What just happened, end to end
Browser Server (WebSocket thread) Background thread OpenAI
│ │ │ │
│ submit("Explain LV…") │ │ │
│ ───────────────────────► │ │ │
│ │ self.streaming = True │ │
│ │ self.response = "" │ │
│ │ self.start_async(_stream) │ │
│ ◄ patch (form disabled, │ │ │
│ spinner shown) ────────│ │ │
│ │ │ │
│ │ │ POST /chat/... │
│ │ │ stream=True │
│ │ │ ───────────────► │
│ │ self.response += "Phoenix " ◄──│ chunk 1: "Phoenix"│
│ ◄ patch (1 chunk) ───────│ │ │
│ │ self.response += "LiveView " ◄─│ chunk 2: ... │
│ ◄ patch (1 chunk) ───────│ │ │
│ │ ... continues ~50 chunks ... │ │
│ │ │ │
│ click Stop │ │ │
│ ───────────────────────► │ cancel_async("llm") │ │
│ │ _stop_event.set() │ │
│ │ │ stream.close() ─►│ TCP RST
│ │ self.streaming = False │ │
│ ◄ patch (cursor gone) ───│ │ │
Three patches per second is typical (the framework batches microsecond-spaced reassignments) — fast enough for the user to read along, slow enough that the WebSocket isn't saturated.
Where to go next
- Multi-turn chat: keep a
messages = state(default_factory=list)history, append each user prompt + assistant response. Pass the full history toclient.chat.completions.create(messages=...)so the model has context. - Tools / function calls: when the model emits a tool call,
pause streaming, run the tool server-side via another
start_async, and resume the conversation. The same_streampattern works recursively. - Throttle the patch rate: for very chatty models you may want
to coalesce 10–50 ms of deltas into one assignment. Buffer in a
local string, then
self.response += bufferperiodically. - Server-side caching: wrap the prompt → response in
functools.lru_cachekeyed on the prompt string for demos / reproducible examples. Disable for real chat — caching trims variability the model intends. - Per-user cost control: check
self.request.user.tokens_usedbefore callingstart_asyncand refuse over-quota requests with a typed error inself.error.

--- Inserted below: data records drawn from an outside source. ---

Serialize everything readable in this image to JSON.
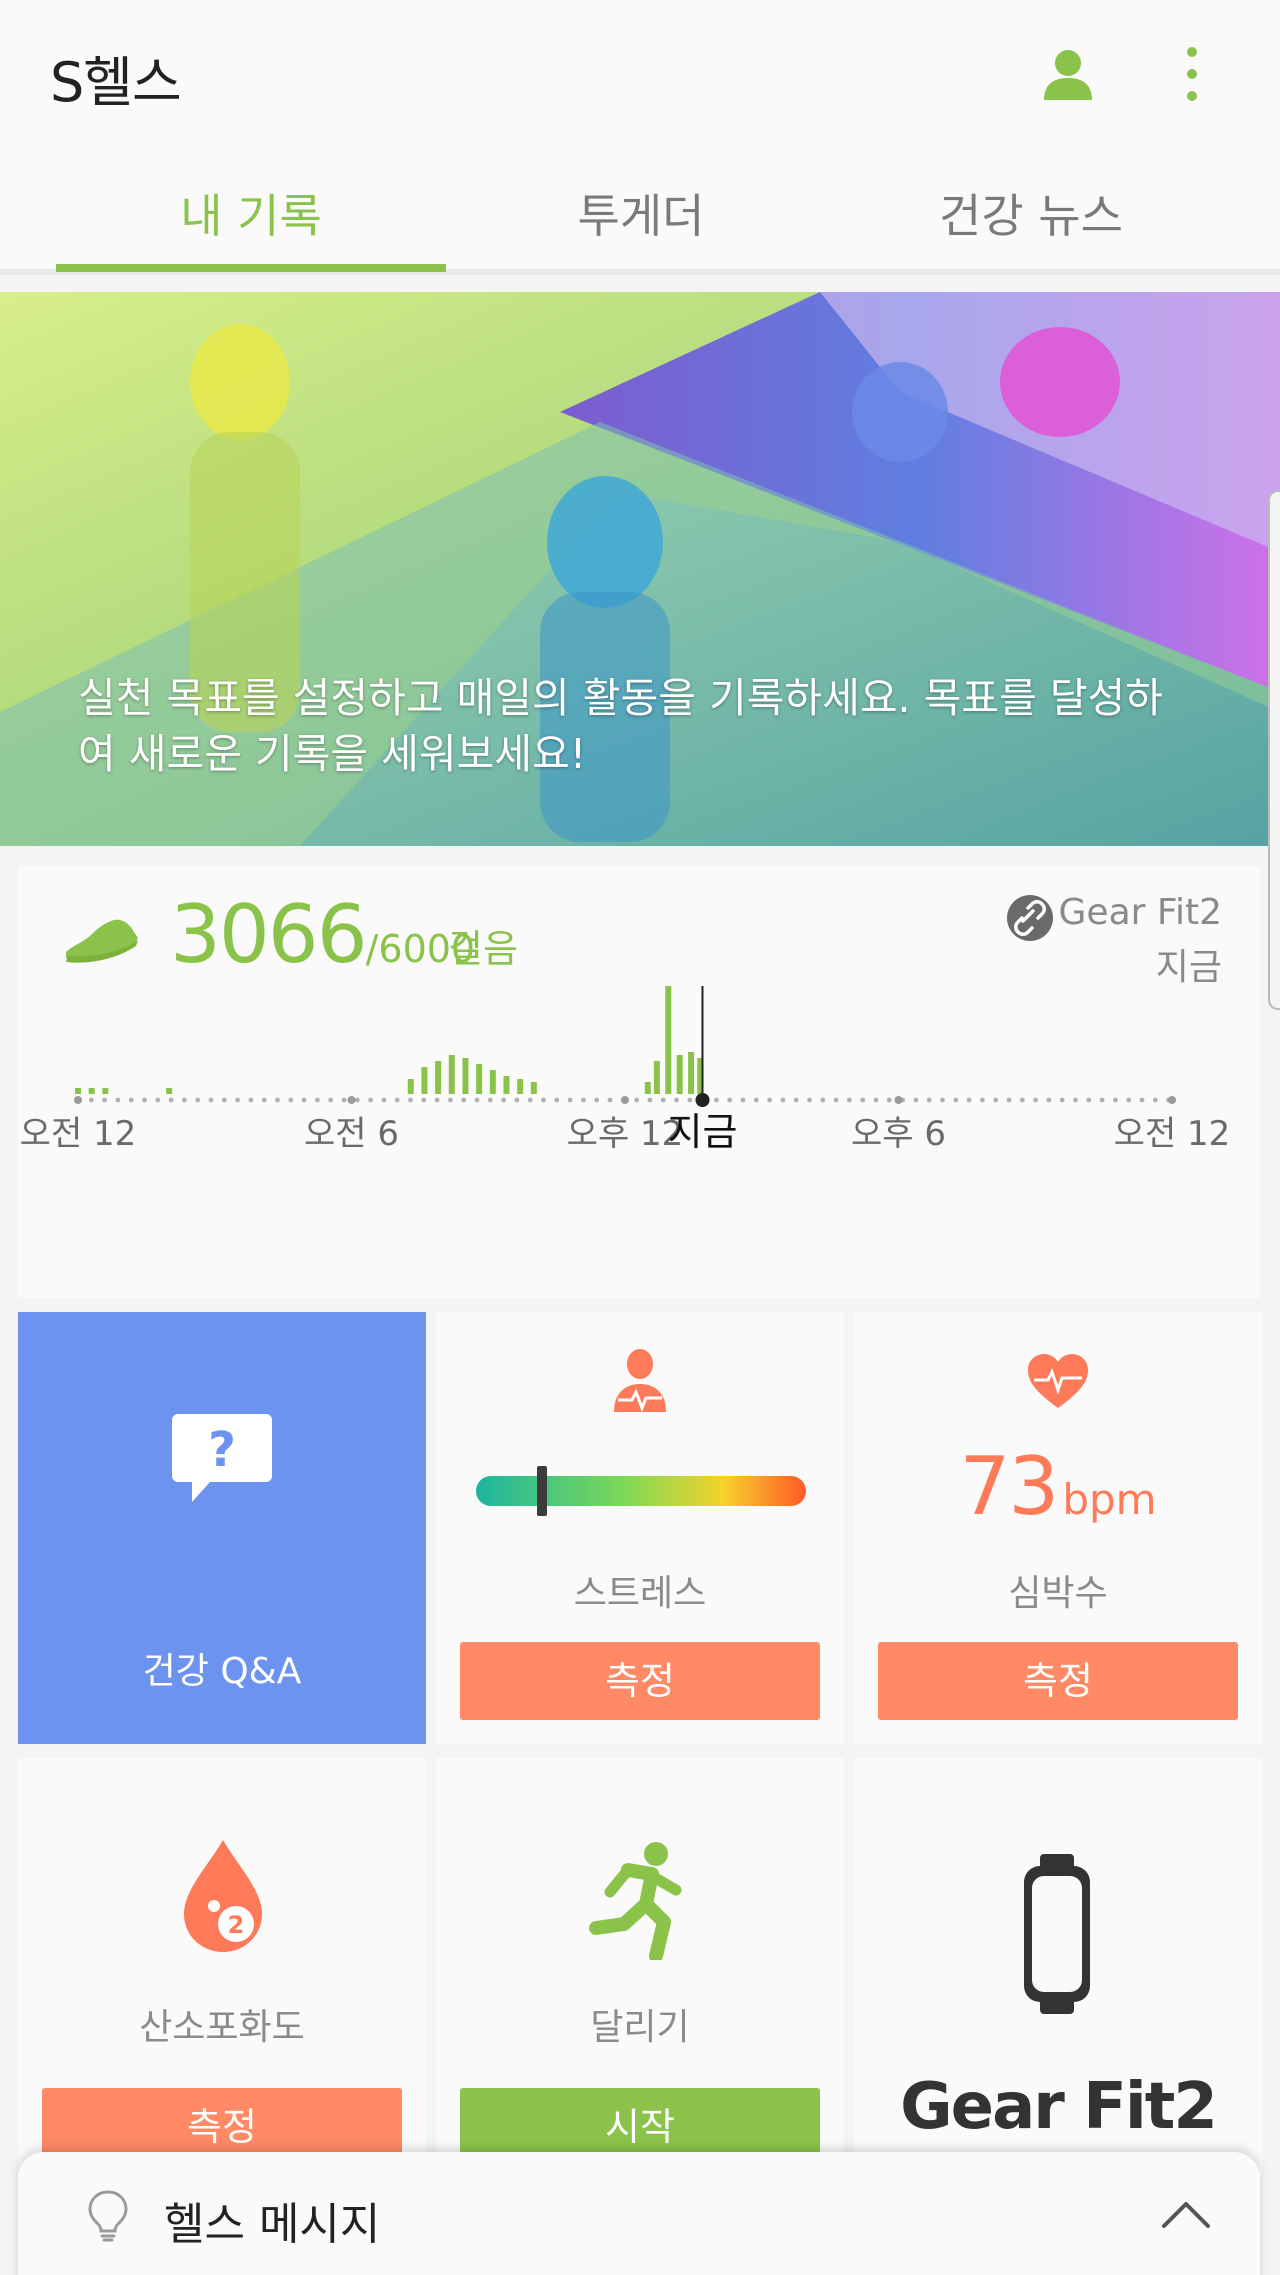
{
  "app": {
    "title": "S헬스"
  },
  "tabs": [
    {
      "label": "내 기록",
      "active": true
    },
    {
      "label": "투게더",
      "active": false
    },
    {
      "label": "건강 뉴스",
      "active": false
    }
  ],
  "banner": {
    "text": "실천 목표를 설정하고 매일의 활동을 기록하세요. 목표를 달성하여 새로운 기록을 세워보세요!"
  },
  "steps": {
    "value": "3066",
    "goal": "/6000",
    "unit": "걸음",
    "device_name": "Gear Fit2",
    "device_time": "지금",
    "time_labels": [
      "오전 12",
      "오전 6",
      "오후 12",
      "지금",
      "오후 6",
      "오전 12"
    ]
  },
  "chart_data": {
    "type": "bar",
    "x_range_hours": [
      0,
      24
    ],
    "now_hour": 13.7,
    "bars": [
      {
        "hour": 0.0,
        "value": 4
      },
      {
        "hour": 0.3,
        "value": 4
      },
      {
        "hour": 0.6,
        "value": 4
      },
      {
        "hour": 2.0,
        "value": 4
      },
      {
        "hour": 7.3,
        "value": 10
      },
      {
        "hour": 7.6,
        "value": 18
      },
      {
        "hour": 7.9,
        "value": 22
      },
      {
        "hour": 8.2,
        "value": 26
      },
      {
        "hour": 8.5,
        "value": 24
      },
      {
        "hour": 8.8,
        "value": 20
      },
      {
        "hour": 9.1,
        "value": 16
      },
      {
        "hour": 9.4,
        "value": 12
      },
      {
        "hour": 9.7,
        "value": 10
      },
      {
        "hour": 10.0,
        "value": 8
      },
      {
        "hour": 12.5,
        "value": 8
      },
      {
        "hour": 12.7,
        "value": 22
      },
      {
        "hour": 12.95,
        "value": 140
      },
      {
        "hour": 13.2,
        "value": 26
      },
      {
        "hour": 13.45,
        "value": 28
      },
      {
        "hour": 13.65,
        "value": 24
      }
    ],
    "colors": {
      "bar": "#8bc34a",
      "axis_dots": "#b0b0b0",
      "now_line": "#222222"
    }
  },
  "tiles": {
    "qa": {
      "label": "건강 Q&A",
      "icon": "question-bubble-icon"
    },
    "stress": {
      "label": "스트레스",
      "button": "측정",
      "level": 0.2
    },
    "heart_rate": {
      "label": "심박수",
      "value": "73",
      "unit": "bpm",
      "button": "측정"
    },
    "spo2": {
      "label": "산소포화도",
      "button": "측정"
    },
    "running": {
      "label": "달리기",
      "button": "시작"
    },
    "gear": {
      "logo": "Gear Fit2"
    }
  },
  "bottom_sheet": {
    "title": "헬스 메시지"
  },
  "colors": {
    "accent": "#8bc34a",
    "orange": "#ff8a65",
    "qa_blue": "#6c93f0"
  }
}
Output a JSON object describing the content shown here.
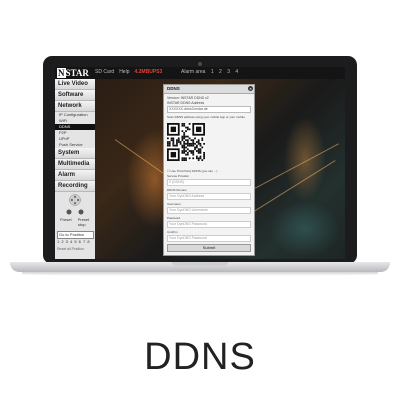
{
  "caption": "DDNS",
  "app": {
    "logo_prefix": "N",
    "logo_rest": "STAR",
    "topnav": [
      "SD Card",
      "Help",
      "4.2MBUPS3",
      "Alarm area",
      "1",
      "2",
      "3",
      "4"
    ],
    "topnav_red_index": 2
  },
  "sidebar": {
    "sections": [
      {
        "label": "Live Video"
      },
      {
        "label": "Software"
      },
      {
        "label": "Network",
        "items": [
          "IP Configuration",
          "WiFi",
          "DDNS",
          "P2P",
          "UPnP",
          "Push Service"
        ],
        "active_item": "DDNS"
      },
      {
        "label": "System"
      },
      {
        "label": "Multimedia"
      },
      {
        "label": "Alarm"
      },
      {
        "label": "Recording"
      }
    ],
    "ptz_labels": [
      "Preset",
      "Preset"
    ],
    "ptz_sublabels": [
      "",
      "stop"
    ],
    "goto_label": "Go to Position",
    "presets": "1 2 3 4 5 6 7 8",
    "reset_all": "Reset all Position"
  },
  "dialog": {
    "title": "DDNS",
    "close_icon": "close-icon",
    "fields_top": [
      {
        "label": "Version: INSTAR DDNS v2",
        "value": ""
      },
      {
        "label": "INSTAR DDNS Address",
        "value": "XXXXXX.ddns3.instar.de"
      }
    ],
    "qr_caption": "Scan DDNS address using your mobile App or your mobile",
    "third_party_label": "Use Third Party DDNS (you can ...)",
    "fields_bottom": [
      {
        "label": "Service Provider",
        "value": "3 (DDNS)"
      },
      {
        "label": "DDNS Domain",
        "value": "Your DynDNS Address"
      },
      {
        "label": "Username",
        "value": "Your DynDNS Username"
      },
      {
        "label": "Password",
        "value": "Your DynDNS Password"
      },
      {
        "label": "Confirm",
        "value": "Your DynDNS Password"
      }
    ],
    "submit_label": "Submit"
  }
}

The five-primitive recipe (AsyncWorkMixin, state,
start_async, cancel_async, {% djust_markdown %}) is the same
shape every "long-running server-pushed UI" feature uses —
streaming AI completions, live transcription, slow imports with
progress, search-result re-ranking, etc. Once it clicks, dragging
in another LLM provider or replacing the model with a local
embedding pass is a few lines of _stream body.